A new design for mid-band solar cells



A British and Australian research team has built an intermediate-band solar cell with a quantum ratchet semiconductor nanostructure that is said to extend the lifetime of the device’s ratchet band mode. Their new design is based on a cellular structure known as the Vaquero-Stainer Device (VSD).

Intermediate bandgap solar cells (IBSCs) are believed to surpass Shockley-Queisser limit – the maximum theoretical efficiency that a solar cell with a single pn junction can achieve. It is calculated by looking at the amount of electrical energy separated per incoming photon.

The devices are generally designed to produce a large photogenerated current and maintain a high output voltage. They contain an energy band that is partially filled with electrons within the band gap of the semiconductor. In this cell configuration, photons that do not have enough energy to push electrons from the valence band to the conduction band use this intermediate band to form an electron-hole pair.

The scientists said that previous research demonstrated a QR-IBSC device using a quantum well superlattice (QWSL) at low temperature.
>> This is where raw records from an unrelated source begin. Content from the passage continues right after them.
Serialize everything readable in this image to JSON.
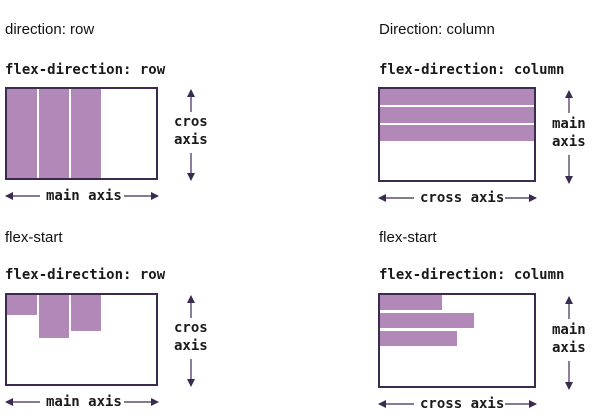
{
  "panels": [
    {
      "heading": "direction: row",
      "code": "flex-direction: row",
      "main_label": "main axis",
      "cross_label": [
        "cros",
        "axis"
      ]
    },
    {
      "heading": "Direction: column",
      "code": "flex-direction: column",
      "main_label": [
        "main",
        "axis"
      ],
      "cross_label": "cross axis"
    },
    {
      "heading": "flex-start",
      "code": "flex-direction: row",
      "main_label": "main axis",
      "cross_label": [
        "cros",
        "axis"
      ]
    },
    {
      "heading": "flex-start",
      "code": "flex-direction: column",
      "main_label": [
        "main",
        "axis"
      ],
      "cross_label": "cross axis"
    }
  ],
  "colors": {
    "item": "#b288b8",
    "border": "#3b2b52",
    "arrow": "#3b2b52"
  }
}
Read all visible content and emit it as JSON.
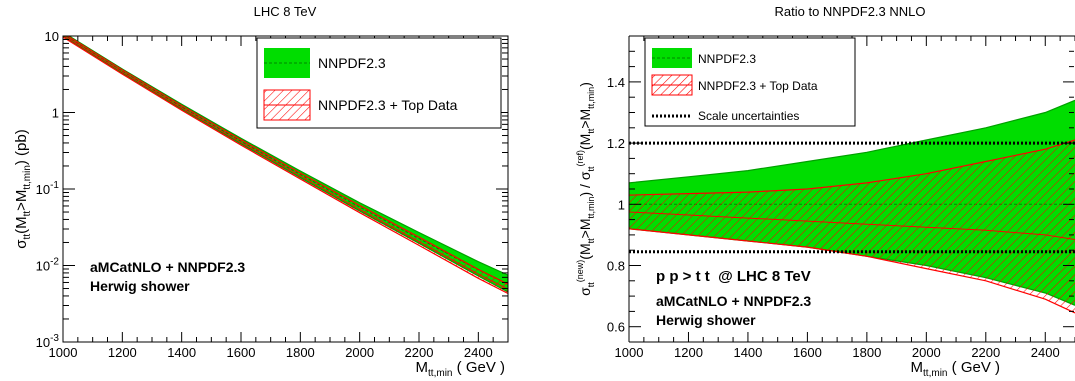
{
  "chart_data": [
    {
      "type": "area",
      "title": "LHC 8 TeV",
      "xlabel_main": "M",
      "xlabel_sub": "tt,min",
      "xlabel_unit": " ( GeV )",
      "ylabel_html": "σ_tt(M_tt>M_tt,min) (pb)",
      "xlim": [
        1000,
        2500
      ],
      "ylim": [
        0.001,
        10
      ],
      "yscale": "log",
      "x_ticks": [
        "1000",
        "1200",
        "1400",
        "1600",
        "1800",
        "2000",
        "2200",
        "2400"
      ],
      "y_ticks": [
        {
          "value": 0.001,
          "base": "10",
          "exp": "-3"
        },
        {
          "value": 0.01,
          "base": "10",
          "exp": "-2"
        },
        {
          "value": 0.1,
          "base": "10",
          "exp": "-1"
        },
        {
          "value": 1,
          "base": "1",
          "exp": ""
        },
        {
          "value": 10,
          "base": "10",
          "exp": ""
        }
      ],
      "series": [
        {
          "name": "NNPDF2.3",
          "style": "solid-band",
          "color": "#00dd00",
          "x": [
            1000,
            1200,
            1400,
            1600,
            1800,
            2000,
            2200,
            2400,
            2500
          ],
          "central": [
            10.5,
            3.45,
            1.18,
            0.42,
            0.155,
            0.058,
            0.0225,
            0.0088,
            0.0057
          ],
          "lower": [
            9.9,
            3.25,
            1.1,
            0.39,
            0.141,
            0.0515,
            0.0195,
            0.0073,
            0.0045
          ],
          "upper": [
            11.2,
            3.7,
            1.28,
            0.46,
            0.172,
            0.066,
            0.027,
            0.0112,
            0.0075
          ]
        },
        {
          "name": "NNPDF2.3 + Top Data",
          "style": "hatched-band",
          "color": "#ff0000",
          "x": [
            1000,
            1200,
            1400,
            1600,
            1800,
            2000,
            2200,
            2400,
            2500
          ],
          "central": [
            10.3,
            3.38,
            1.15,
            0.405,
            0.148,
            0.054,
            0.0205,
            0.0077,
            0.0049
          ],
          "lower": [
            9.7,
            3.18,
            1.07,
            0.375,
            0.135,
            0.049,
            0.0183,
            0.0068,
            0.0043
          ],
          "upper": [
            10.9,
            3.6,
            1.23,
            0.44,
            0.162,
            0.061,
            0.0235,
            0.0089,
            0.0057
          ]
        }
      ],
      "annotations": [
        "aMCatNLO + NNPDF2.3",
        "Herwig shower"
      ]
    },
    {
      "type": "area",
      "title": "Ratio to NNPDF2.3 NNLO",
      "xlabel_main": "M",
      "xlabel_sub": "tt,min",
      "xlabel_unit": " ( GeV )",
      "ylabel_html": "σ_tt^(new)(M_tt>M_tt,min) / σ_tt^(ref)(M_tt>M_tt,min)",
      "xlim": [
        1000,
        2500
      ],
      "ylim": [
        0.55,
        1.55
      ],
      "x_ticks": [
        "1000",
        "1200",
        "1400",
        "1600",
        "1800",
        "2000",
        "2200",
        "2400"
      ],
      "y_ticks": [
        "0.6",
        "0.8",
        "1",
        "1.2",
        "1.4"
      ],
      "series": [
        {
          "name": "NNPDF2.3",
          "style": "solid-band",
          "color": "#00dd00",
          "x": [
            1000,
            1200,
            1400,
            1600,
            1800,
            2000,
            2200,
            2400,
            2500
          ],
          "central": [
            1.0,
            1.0,
            1.0,
            1.0,
            1.0,
            1.0,
            1.0,
            1.0,
            1.0
          ],
          "lower": [
            0.92,
            0.9,
            0.88,
            0.86,
            0.83,
            0.8,
            0.76,
            0.71,
            0.67
          ],
          "upper": [
            1.07,
            1.09,
            1.11,
            1.14,
            1.17,
            1.21,
            1.25,
            1.3,
            1.34
          ]
        },
        {
          "name": "NNPDF2.3 + Top Data",
          "style": "hatched-band",
          "color": "#ff0000",
          "x": [
            1000,
            1200,
            1400,
            1600,
            1800,
            2000,
            2200,
            2400,
            2500
          ],
          "central": [
            0.975,
            0.965,
            0.955,
            0.945,
            0.935,
            0.925,
            0.915,
            0.9,
            0.885
          ],
          "lower": [
            0.92,
            0.9,
            0.88,
            0.86,
            0.83,
            0.79,
            0.75,
            0.69,
            0.645
          ],
          "upper": [
            1.03,
            1.035,
            1.04,
            1.05,
            1.07,
            1.1,
            1.14,
            1.18,
            1.21
          ]
        },
        {
          "name": "Scale uncertainties",
          "style": "dotted-line",
          "color": "#000000",
          "lines": [
            1.2,
            0.845
          ]
        }
      ],
      "annotations": [
        "p p > t t  @ LHC 8 TeV",
        "aMCatNLO + NNPDF2.3",
        "Herwig shower"
      ]
    }
  ]
}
“This approach included a set of ‘ratchet band’ (RB) states into which electrons scatter irreversibly at the cost of a small energy penalty,” they said.

Their new design is based on this cellular structure, also known as the Vaquero-Stainer Device (VSD). The new High Barrier Device (CHB) structure is claimed to extend the lifetime of the RB mode and enable cell operation at room temperature.
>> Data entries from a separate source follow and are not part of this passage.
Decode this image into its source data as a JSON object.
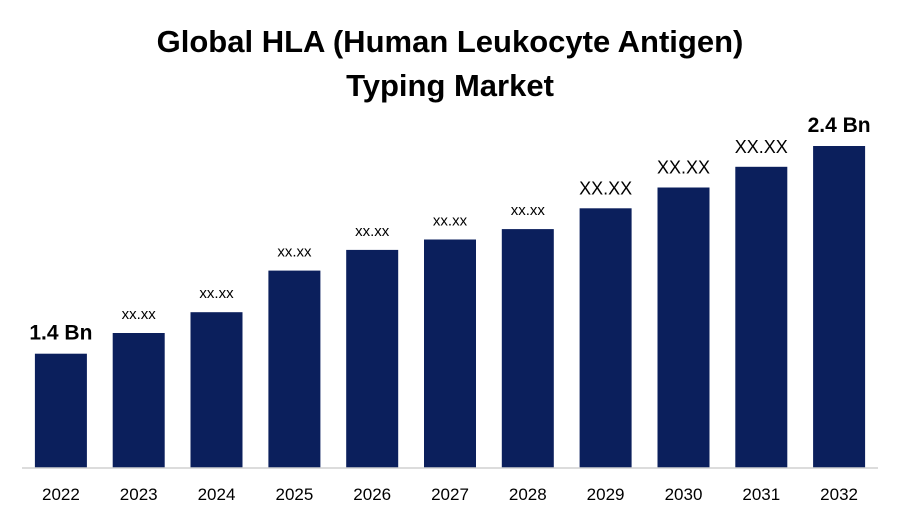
{
  "chart_data": {
    "type": "bar",
    "title_lines": [
      "Global HLA (Human Leukocyte Antigen)",
      "Typing Market"
    ],
    "categories": [
      "2022",
      "2023",
      "2024",
      "2025",
      "2026",
      "2027",
      "2028",
      "2029",
      "2030",
      "2031",
      "2032"
    ],
    "values": [
      1.4,
      1.5,
      1.6,
      1.8,
      1.9,
      1.95,
      2.0,
      2.1,
      2.2,
      2.3,
      2.4
    ],
    "data_labels": [
      "1.4 Bn",
      "xx.xx",
      "xx.xx",
      "xx.xx",
      "xx.xx",
      "xx.xx",
      "xx.xx",
      "XX.XX",
      "XX.XX",
      "XX.XX",
      "2.4 Bn"
    ],
    "bar_color": "#0b1f5c",
    "ylim": [
      0.85,
      2.4
    ],
    "grid": false,
    "legend": "none",
    "xlabel": "",
    "ylabel": ""
  }
}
In the proposed cell configuration, an additional 2 nm thick layer of aluminum arsenide (AlAs) films is placed between the final quantum well of the QWSL and a wide layer made of multiple quantum wells based on aluminum, gallium, and arsenide (Al).0.3Ga0.7As) which act as conduction band (CB).

“This AlAs barrier increases electron confinement in RB and reduces thermal runaway,” the researchers noted, noting that they used fast double-demodulation two-photon spectroscopy to measure the two-photon photocurrent (TPP).

They fabricated the cell on an undoped GaAs substrate using molecular beam etch and a buffer layer made of the same material. They also used gold rings 200 nanometers thick with 20 nanometers thick titanium around us in the front electrical contact and metallized the front of the device with layers of gold and zinc.

They also used partial etching for the backside electrical contact, which was then metallized with indium (In) and germanium (Ge) and connected to a gold strip.

“The back of the device was polished to a 45-degree bevel to refract the in-band beam that hit the back of the device,” the researchers said.

The researchers found that the RB mode lifetime in the HBD design is greater than 100 seconds at 12 Kelvin (K), which they say is a seven-order improvement over the Vaquero-Stainer cell and other VSD designs.

“This led to the successful operation of the device at 300 K, which represents a significant advance in the field of IBSCs,” they said.

The team presented the new cell design in “Room-temperature operation of a quantum-fast intermediate-band solar cell,” which was published recently RRL sun. It includes researchers from Imperial College London in Great Britain and the University of New South Wales (UNSW) in Australia.

“Future generations of the device should now be developed with bandgaps more closely matching the solar spectrum and with structures that improve the efficiency of photon capture and RB-CB removal,” they concluded.

David is a passionate writer and researcher who specializes in solar energy. He has a strong background in engineering and environmental science, which gives him a deep understanding of the science behind solar power and its benefits. David writes about the latest developments in solar technology and provides practical advice for homeowners and businesses who are interested in switching to solar.